だから良く見られたい。そんな狡い感情を抱えてる。

でも言葉にすること全部、本気で思ってることだよ。


「きっと?」


常盤くんが首を傾げる。かわいらしいしぐさに思わず笑みが漏れた。


「ううん。どんな形であっても常盤くんが好きなことに関われるようになればいいなあって思っただけ」

「答えになってないよ」

「なってるよ。常盤くんならぜったい、がんばれるよ」


答えにならないけど、言いたくて、伝えたくて強行突破してしまった。

そんなわたしに常盤くんはまゆげをハの字にして微笑む。そして言ってくれたんだ。「やっぱり」って。


そのやっぱりの意味が伝わってきてなみだが出そうになった。さっき泣いたから涙腺が弱くなってる。泣きたくなくて必死で耐えた。


自分でも何ができたなんてわからないの。

何もできないって悩んでいたくらいなのに、それでも常盤くんはいつだって、わたしのこと気づいてくれていた。

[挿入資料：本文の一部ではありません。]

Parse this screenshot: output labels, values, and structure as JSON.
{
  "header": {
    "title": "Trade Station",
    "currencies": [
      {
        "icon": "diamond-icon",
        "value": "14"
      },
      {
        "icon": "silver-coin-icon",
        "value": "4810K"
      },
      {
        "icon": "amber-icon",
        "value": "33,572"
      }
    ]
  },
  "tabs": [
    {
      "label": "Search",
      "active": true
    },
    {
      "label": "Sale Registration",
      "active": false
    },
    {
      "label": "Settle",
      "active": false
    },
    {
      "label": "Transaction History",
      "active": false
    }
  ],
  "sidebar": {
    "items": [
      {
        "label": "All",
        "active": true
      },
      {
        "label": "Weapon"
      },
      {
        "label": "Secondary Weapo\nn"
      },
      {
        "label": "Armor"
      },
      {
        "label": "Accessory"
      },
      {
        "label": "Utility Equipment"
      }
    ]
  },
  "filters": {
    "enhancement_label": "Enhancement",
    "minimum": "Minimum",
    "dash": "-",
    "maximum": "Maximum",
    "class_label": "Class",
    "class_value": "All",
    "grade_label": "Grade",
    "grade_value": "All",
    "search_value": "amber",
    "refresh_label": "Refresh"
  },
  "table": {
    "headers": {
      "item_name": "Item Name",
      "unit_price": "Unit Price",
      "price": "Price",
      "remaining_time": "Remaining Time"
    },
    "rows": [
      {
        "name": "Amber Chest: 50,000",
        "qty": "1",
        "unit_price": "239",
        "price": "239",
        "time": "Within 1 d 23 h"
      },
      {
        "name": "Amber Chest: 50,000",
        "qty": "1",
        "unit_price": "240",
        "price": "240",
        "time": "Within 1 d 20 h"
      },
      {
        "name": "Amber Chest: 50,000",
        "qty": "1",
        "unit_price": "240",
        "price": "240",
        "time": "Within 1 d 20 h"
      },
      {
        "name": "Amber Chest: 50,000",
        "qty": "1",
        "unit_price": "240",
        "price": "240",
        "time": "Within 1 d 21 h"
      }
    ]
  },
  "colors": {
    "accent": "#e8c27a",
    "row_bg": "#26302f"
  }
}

日葵の友達だとか、クラスメイトとか、果てしないとか、そう見られているだけだって思っていたけどそんな人じゃなかった。そういうところを好きになったのに、見失っていたのはわたしのほうだった。

惹かれたのはたしかに一瞬の出来事のせいだったけど…今はもうそれだけじゃない。

もう、果てしないなんて思いたくない。



その次の日、学園祭2日目、常盤くんは一番遅くに学校に来た。

教室がざわめく。


「え!清雨その格好…」

「野球選手になりたかったの!?」


その姿は無地の野球のユニホーム。アンダーシャツとおそろいの藍色の帽子までかぶっていて、手にはグローブがついていた。